La transfiguration : tout un programme

Après avoir abondamment navigué sur terre et sur mer (enfin, sur le lac), nous touchons au Ciel.
Pour aborder ce passage central et dense, une fois de plus un coup d'œil sur un œuvre d'art nous rendra de fieffés services. Nous n'avons guère le choix, mais la pêche s'avère miraculeuse … la voici ! (cliquez sur l'image pour agrandir, et sur "retour arrière" pour revenir au blog)

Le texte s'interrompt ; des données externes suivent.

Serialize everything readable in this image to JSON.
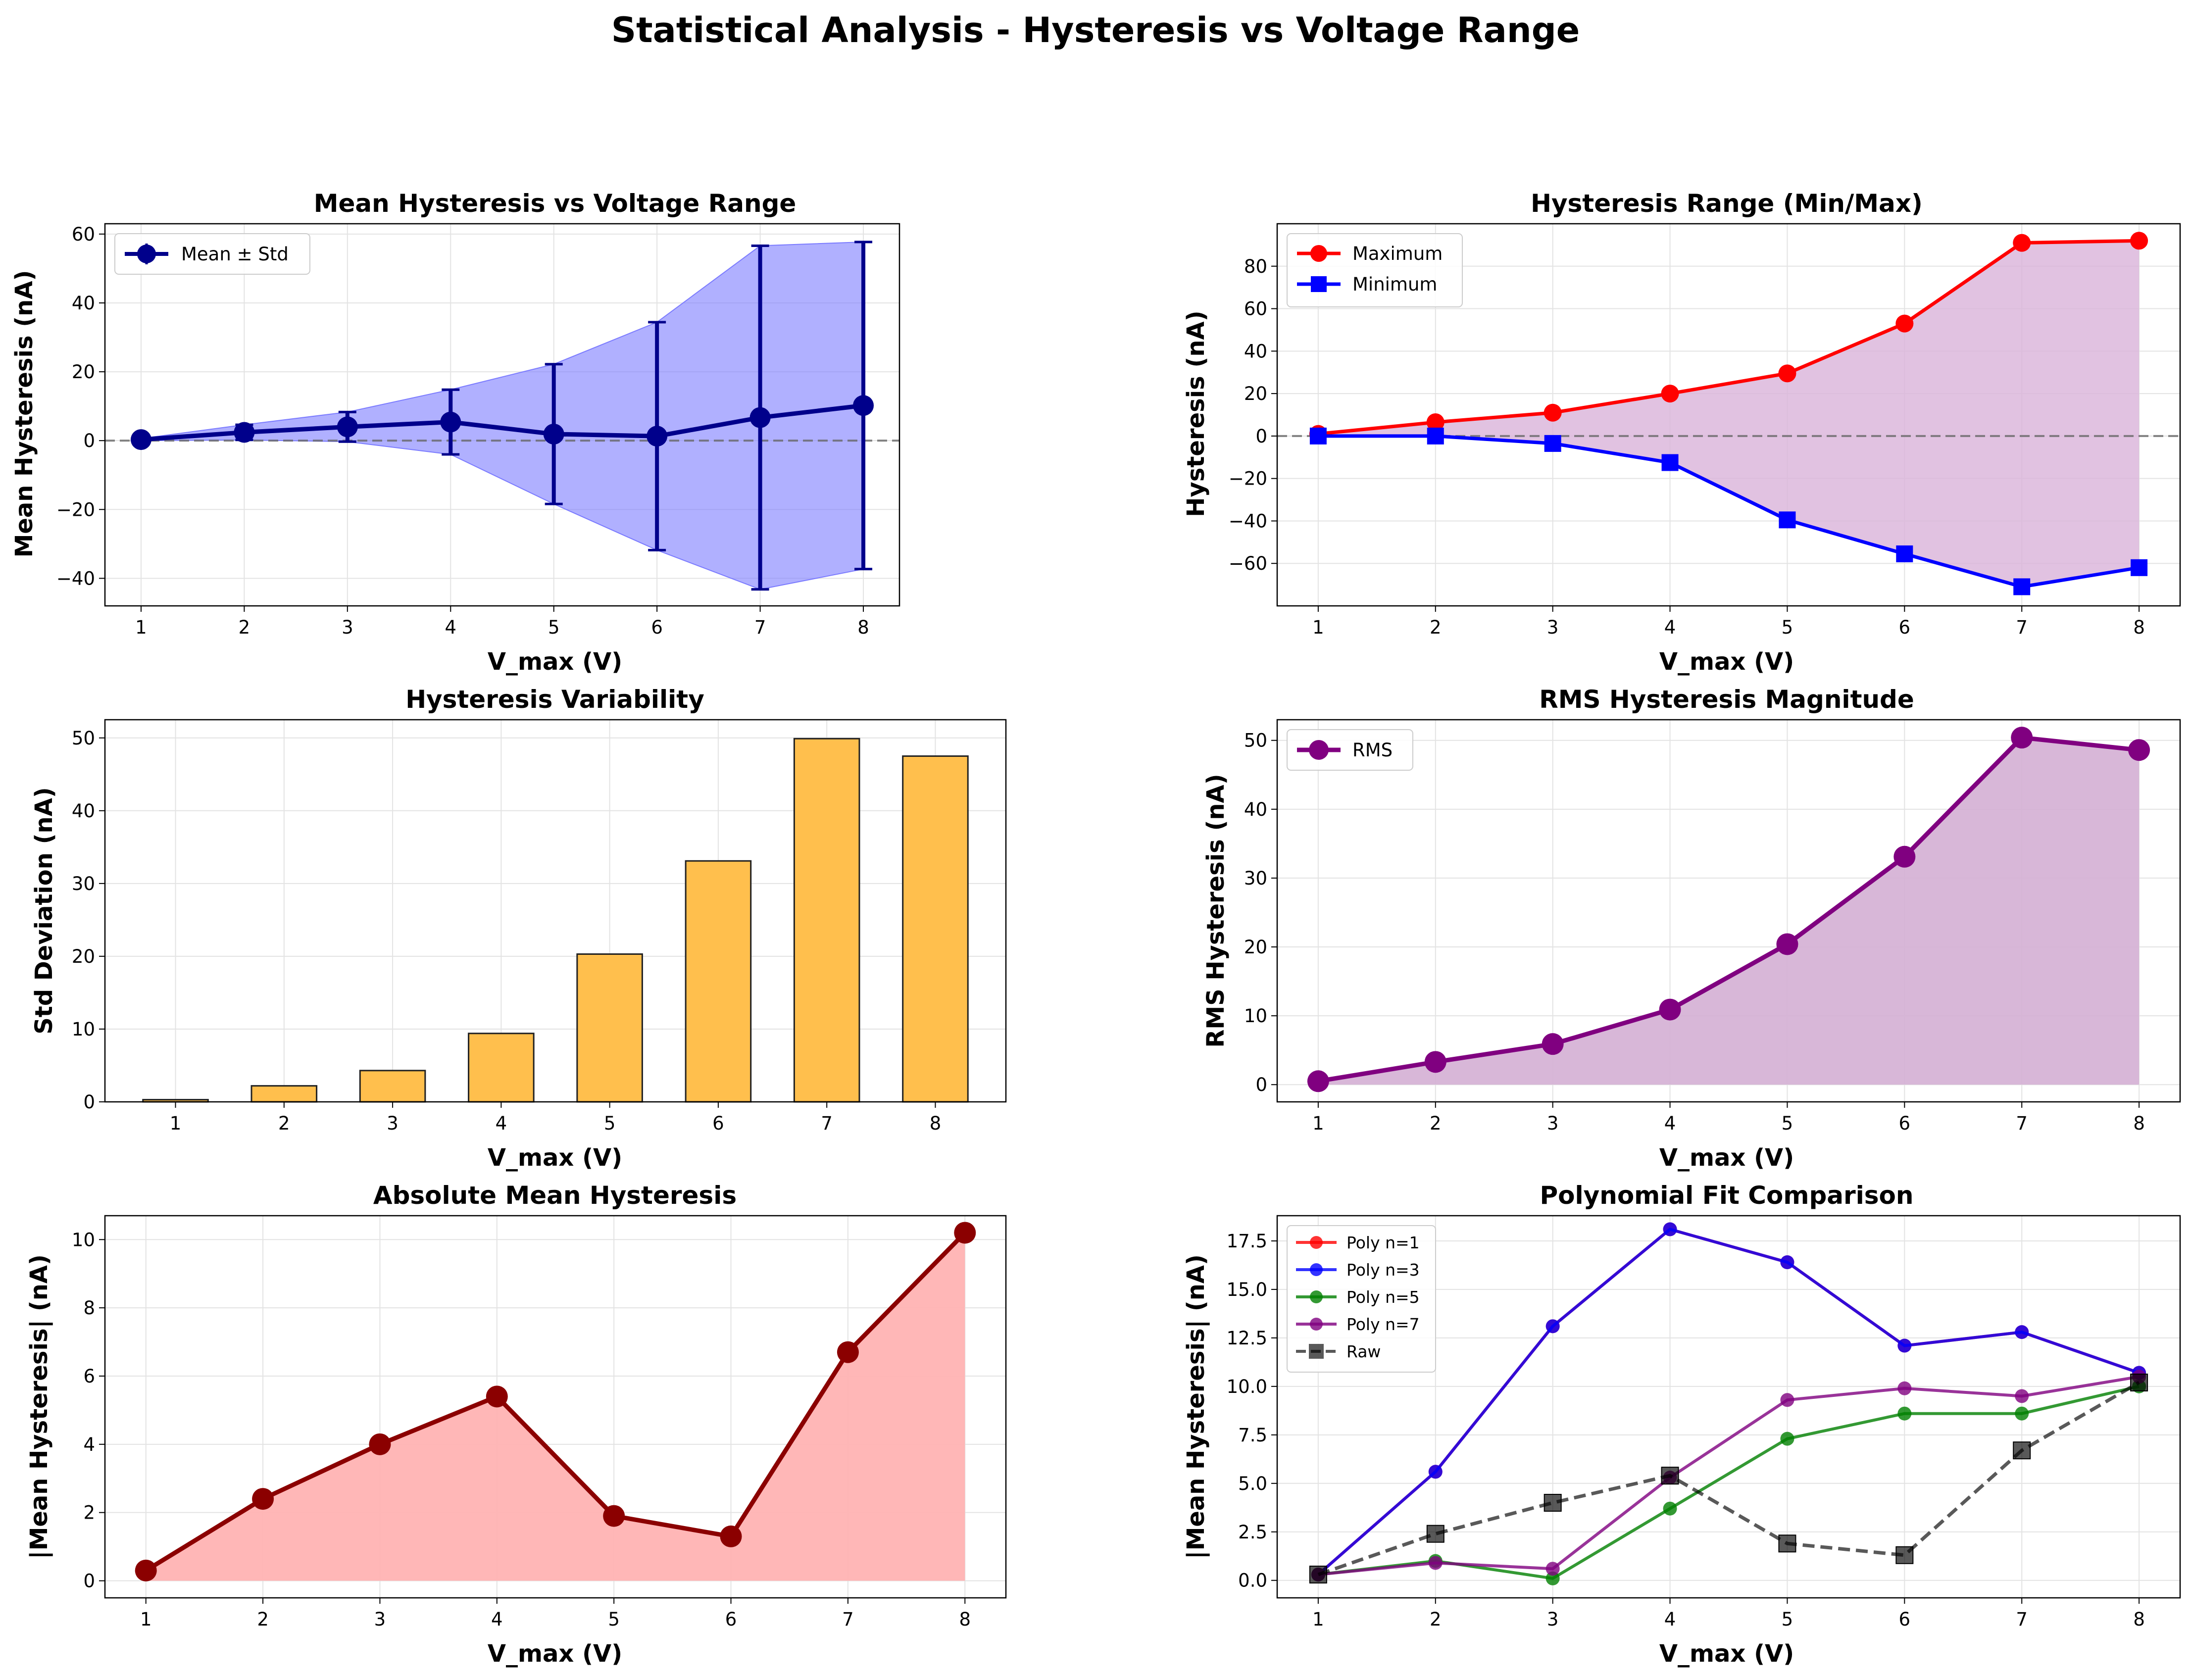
{
  "suptitle": "Statistical Analysis - Hysteresis vs Voltage Range",
  "panels": {
    "mean": {
      "title": "Mean Hysteresis vs Voltage Range",
      "xlabel": "V_max (V)",
      "ylabel": "Mean Hysteresis (nA)",
      "legend": [
        "Mean ± Std"
      ]
    },
    "range": {
      "title": "Hysteresis Range (Min/Max)",
      "xlabel": "V_max (V)",
      "ylabel": "Hysteresis (nA)",
      "legend": [
        "Maximum",
        "Minimum"
      ]
    },
    "std": {
      "title": "Hysteresis Variability",
      "xlabel": "V_max (V)",
      "ylabel": "Std Deviation (nA)"
    },
    "rms": {
      "title": "RMS Hysteresis Magnitude",
      "xlabel": "V_max (V)",
      "ylabel": "RMS Hysteresis (nA)",
      "legend": [
        "RMS"
      ]
    },
    "abs": {
      "title": "Absolute Mean Hysteresis",
      "xlabel": "V_max (V)",
      "ylabel": "|Mean Hysteresis| (nA)"
    },
    "poly": {
      "title": "Polynomial Fit Comparison",
      "xlabel": "V_max (V)",
      "ylabel": "|Mean Hysteresis| (nA)",
      "legend": [
        "Poly n=1",
        "Poly n=3",
        "Poly n=5",
        "Poly n=7",
        "Raw"
      ]
    }
  },
  "chart_data": [
    {
      "type": "line",
      "title": "Mean Hysteresis vs Voltage Range",
      "xlabel": "V_max (V)",
      "ylabel": "Mean Hysteresis (nA)",
      "x": [
        1,
        2,
        3,
        4,
        5,
        6,
        7,
        8
      ],
      "series": [
        {
          "name": "Mean ± Std",
          "values": [
            0.3,
            2.4,
            4.0,
            5.4,
            1.9,
            1.3,
            6.7,
            10.2
          ],
          "std": [
            0.3,
            2.2,
            4.3,
            9.4,
            20.3,
            33.1,
            49.9,
            47.5
          ]
        }
      ],
      "xlim": [
        0.65,
        8.35
      ],
      "ylim": [
        -48,
        63
      ],
      "yticks": [
        -40,
        -20,
        0,
        20,
        40,
        60
      ],
      "colors": {
        "line": "#00008b",
        "fill": "#7b7bff"
      },
      "grid": true,
      "legend_position": "upper left"
    },
    {
      "type": "line",
      "title": "Hysteresis Range (Min/Max)",
      "xlabel": "V_max (V)",
      "ylabel": "Hysteresis (nA)",
      "x": [
        1,
        2,
        3,
        4,
        5,
        6,
        7,
        8
      ],
      "series": [
        {
          "name": "Maximum",
          "values": [
            1.0,
            6.5,
            11.0,
            20.0,
            29.5,
            53.0,
            91.0,
            92.0
          ],
          "color": "#ff0000"
        },
        {
          "name": "Minimum",
          "values": [
            0.0,
            0.0,
            -3.5,
            -12.5,
            -39.5,
            -55.5,
            -71.0,
            -62.0
          ],
          "color": "#0000ff"
        }
      ],
      "xlim": [
        0.65,
        8.35
      ],
      "ylim": [
        -80,
        100
      ],
      "yticks": [
        -60,
        -40,
        -20,
        0,
        20,
        40,
        60,
        80
      ],
      "fill_color": "#d9b3d9",
      "grid": true,
      "legend_position": "upper left"
    },
    {
      "type": "bar",
      "title": "Hysteresis Variability",
      "xlabel": "V_max (V)",
      "ylabel": "Std Deviation (nA)",
      "categories": [
        "1",
        "2",
        "3",
        "4",
        "5",
        "6",
        "7",
        "8"
      ],
      "values": [
        0.3,
        2.2,
        4.3,
        9.4,
        20.3,
        33.1,
        49.9,
        47.5
      ],
      "xlim": [
        0.35,
        8.65
      ],
      "ylim": [
        0,
        52.5
      ],
      "yticks": [
        0,
        10,
        20,
        30,
        40,
        50
      ],
      "color": "#ffbf4d",
      "grid": true
    },
    {
      "type": "area",
      "title": "RMS Hysteresis Magnitude",
      "xlabel": "V_max (V)",
      "ylabel": "RMS Hysteresis (nA)",
      "x": [
        1,
        2,
        3,
        4,
        5,
        6,
        7,
        8
      ],
      "series": [
        {
          "name": "RMS",
          "values": [
            0.5,
            3.3,
            5.9,
            10.9,
            20.4,
            33.1,
            50.4,
            48.6
          ],
          "color": "#800080"
        }
      ],
      "xlim": [
        0.65,
        8.35
      ],
      "ylim": [
        -2.5,
        53
      ],
      "yticks": [
        0,
        10,
        20,
        30,
        40,
        50
      ],
      "fill_color": "#d4afd4",
      "grid": true,
      "legend_position": "upper left"
    },
    {
      "type": "area",
      "title": "Absolute Mean Hysteresis",
      "xlabel": "V_max (V)",
      "ylabel": "|Mean Hysteresis| (nA)",
      "x": [
        1,
        2,
        3,
        4,
        5,
        6,
        7,
        8
      ],
      "series": [
        {
          "values": [
            0.3,
            2.4,
            4.0,
            5.4,
            1.9,
            1.3,
            6.7,
            10.2
          ],
          "color": "#8b0000"
        }
      ],
      "xlim": [
        0.65,
        8.35
      ],
      "ylim": [
        -0.5,
        10.7
      ],
      "yticks": [
        0,
        2,
        4,
        6,
        8,
        10
      ],
      "fill_color": "#ffb3b3",
      "grid": true
    },
    {
      "type": "line",
      "title": "Polynomial Fit Comparison",
      "xlabel": "V_max (V)",
      "ylabel": "|Mean Hysteresis| (nA)",
      "x": [
        1,
        2,
        3,
        4,
        5,
        6,
        7,
        8
      ],
      "series": [
        {
          "name": "Poly n=1",
          "values": [
            0.3,
            5.6,
            13.1,
            18.1,
            16.4,
            12.1,
            12.8,
            10.7
          ],
          "color": "#ff0000"
        },
        {
          "name": "Poly n=3",
          "values": [
            0.3,
            5.6,
            13.1,
            18.1,
            16.4,
            12.1,
            12.8,
            10.7
          ],
          "color": "#0000ff"
        },
        {
          "name": "Poly n=5",
          "values": [
            0.3,
            1.0,
            0.1,
            3.7,
            7.3,
            8.6,
            8.6,
            10.0
          ],
          "color": "#008000"
        },
        {
          "name": "Poly n=7",
          "values": [
            0.3,
            0.9,
            0.6,
            5.3,
            9.3,
            9.9,
            9.5,
            10.5
          ],
          "color": "#800080"
        },
        {
          "name": "Raw",
          "values": [
            0.3,
            2.4,
            4.0,
            5.4,
            1.9,
            1.3,
            6.7,
            10.2
          ],
          "color": "#000000"
        }
      ],
      "xlim": [
        0.65,
        8.35
      ],
      "ylim": [
        -0.9,
        18.8
      ],
      "yticks": [
        0.0,
        2.5,
        5.0,
        7.5,
        10.0,
        12.5,
        15.0,
        17.5
      ],
      "grid": true,
      "legend_position": "upper left"
    }
  ]
}
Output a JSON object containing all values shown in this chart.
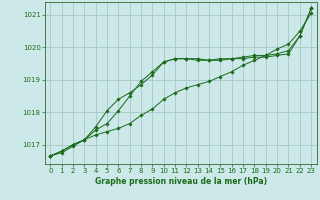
{
  "title": "Graphe pression niveau de la mer (hPa)",
  "bg_color": "#cce8e8",
  "grid_color": "#aacccc",
  "line_color": "#1a6b1a",
  "xlim": [
    -0.5,
    23.5
  ],
  "ylim": [
    1016.4,
    1021.4
  ],
  "yticks": [
    1017,
    1018,
    1019,
    1020,
    1021
  ],
  "xticks": [
    0,
    1,
    2,
    3,
    4,
    5,
    6,
    7,
    8,
    9,
    10,
    11,
    12,
    13,
    14,
    15,
    16,
    17,
    18,
    19,
    20,
    21,
    22,
    23
  ],
  "series": [
    [
      1016.65,
      1016.8,
      1017.0,
      1017.15,
      1017.55,
      1018.05,
      1018.4,
      1018.6,
      1018.85,
      1019.15,
      1019.55,
      1019.65,
      1019.65,
      1019.65,
      1019.6,
      1019.65,
      1019.65,
      1019.7,
      1019.75,
      1019.75,
      1019.8,
      1019.9,
      1020.35,
      1021.2
    ],
    [
      1016.65,
      1016.8,
      1017.0,
      1017.15,
      1017.3,
      1017.4,
      1017.5,
      1017.65,
      1017.9,
      1018.1,
      1018.4,
      1018.6,
      1018.75,
      1018.85,
      1018.95,
      1019.1,
      1019.25,
      1019.45,
      1019.6,
      1019.75,
      1019.95,
      1020.1,
      1020.5,
      1021.05
    ],
    [
      1016.65,
      1016.75,
      1016.95,
      1017.15,
      1017.45,
      1017.65,
      1018.05,
      1018.5,
      1018.95,
      1019.25,
      1019.55,
      1019.65,
      1019.65,
      1019.6,
      1019.6,
      1019.6,
      1019.65,
      1019.65,
      1019.7,
      1019.7,
      1019.75,
      1019.8,
      1020.35,
      1021.2
    ]
  ]
}
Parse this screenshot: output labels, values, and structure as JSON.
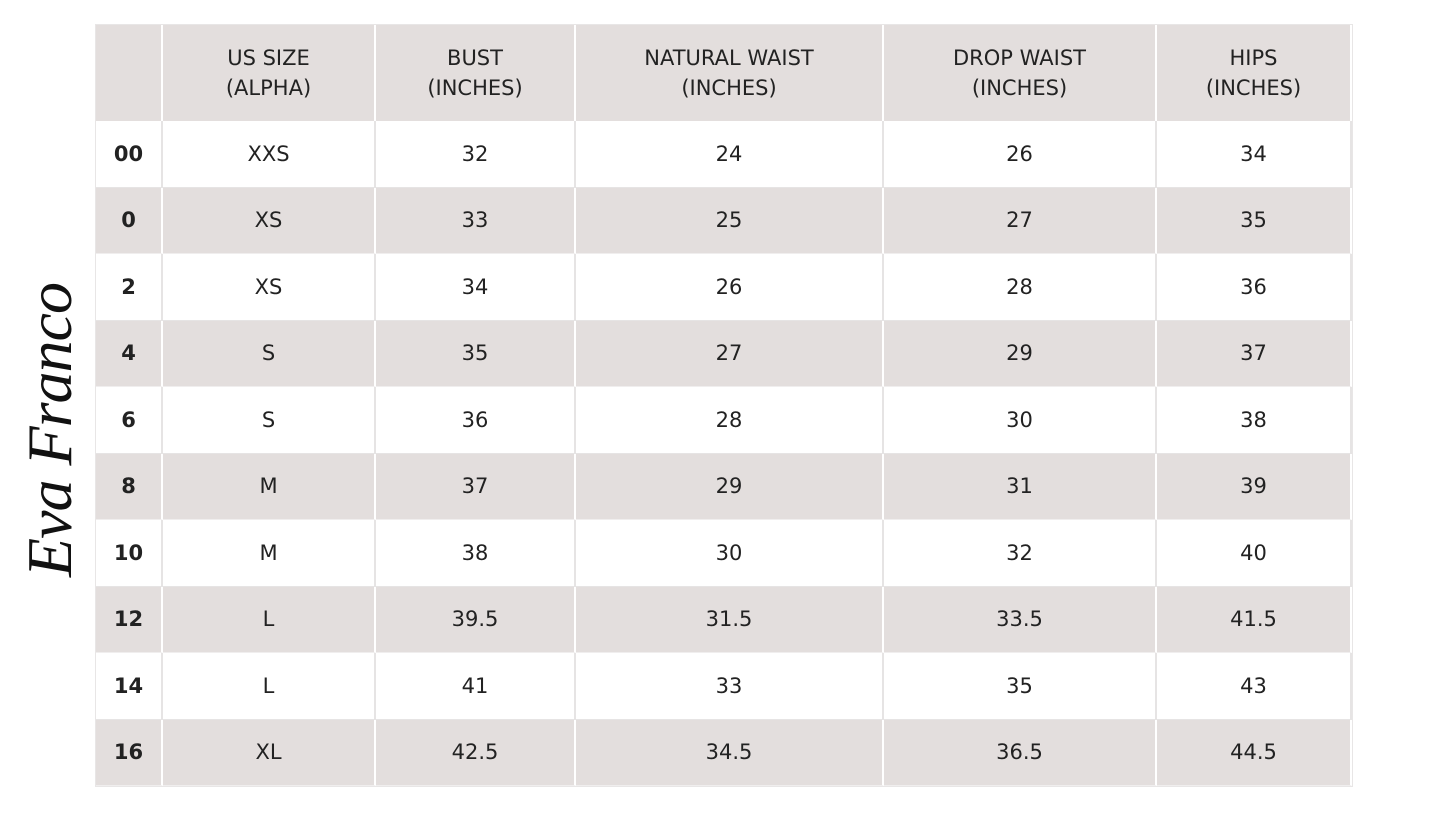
{
  "logo": "Eva Franco",
  "table": {
    "headers": [
      "US SIZE\n(ALPHA)",
      "BUST\n(INCHES)",
      "NATURAL WAIST\n(INCHES)",
      "DROP WAIST\n(INCHES)",
      "HIPS\n(INCHES)"
    ],
    "rows": [
      [
        "00",
        "XXS",
        32,
        24,
        26,
        34
      ],
      [
        "0",
        "XS",
        33,
        25,
        27,
        35
      ],
      [
        "2",
        "XS",
        34,
        26,
        28,
        36
      ],
      [
        "4",
        "S",
        35,
        27,
        29,
        37
      ],
      [
        "6",
        "S",
        36,
        28,
        30,
        38
      ],
      [
        "8",
        "M",
        37,
        29,
        31,
        39
      ],
      [
        "10",
        "M",
        38,
        30,
        32,
        40
      ],
      [
        "12",
        "L",
        39.5,
        31.5,
        33.5,
        41.5
      ],
      [
        "14",
        "L",
        41,
        33,
        35,
        43
      ],
      [
        "16",
        "XL",
        42.5,
        34.5,
        36.5,
        44.5
      ]
    ]
  }
}
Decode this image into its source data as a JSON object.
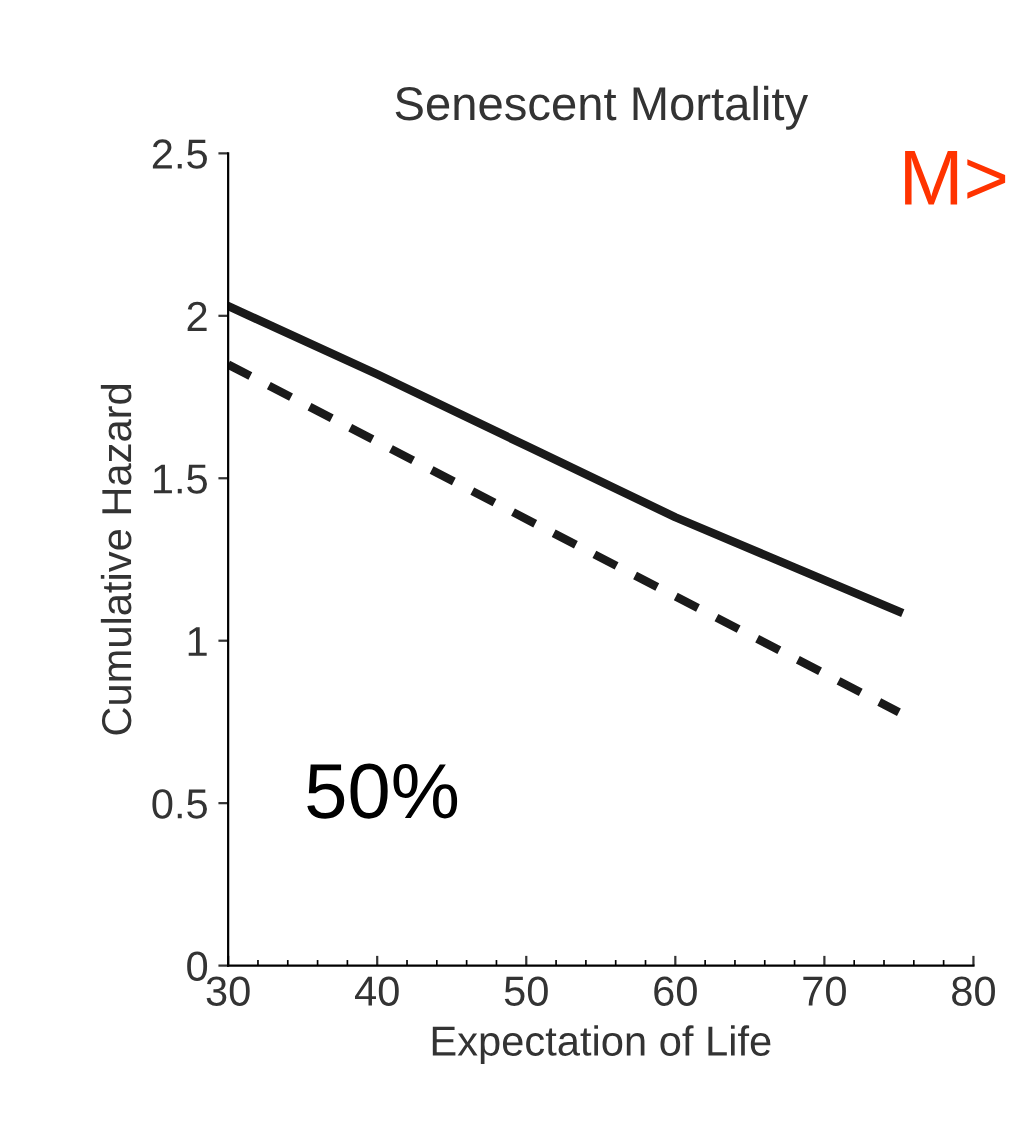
{
  "chart_data": {
    "type": "line",
    "title": "Senescent Mortality",
    "xlabel": "Expectation of Life",
    "ylabel": "Cumulative Hazard",
    "xlim": [
      30,
      80
    ],
    "xticks": [
      30,
      40,
      50,
      60,
      70,
      80
    ],
    "ylim": [
      0,
      2.5
    ],
    "yticks": [
      0,
      0.5,
      1,
      1.5,
      2,
      2.5
    ],
    "series": [
      {
        "x": [
          30,
          40,
          50,
          60,
          75
        ],
        "values": [
          2.03,
          1.82,
          1.6,
          1.38,
          1.09
        ],
        "color": "#1a1a1a",
        "line_style": "solid"
      },
      {
        "x": [
          30,
          75
        ],
        "values": [
          1.85,
          0.78
        ],
        "color": "#1a1a1a",
        "line_style": "dashed"
      }
    ],
    "annotations": [
      "M>",
      "50%"
    ]
  }
}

Ce tableau fut peint par Raphaël en 1517, et c'est la dernière œuvre du génial peintre qu'il n'a même pas eu le temps de finir. Je ne vous en livre pas maintenant toutes les clés, regardez plutôt de près par vous-mêmes.
Une indication pour commencer : suivez les regards et demandez-vous où ils aboutissent.
Une question pour continuer : quand vous avez lu le chapitre 9, à votre avis l'enfant convulsif était-il debout ou couché ?
Une observation pour finir : c'est le père qui soutient l'enfant.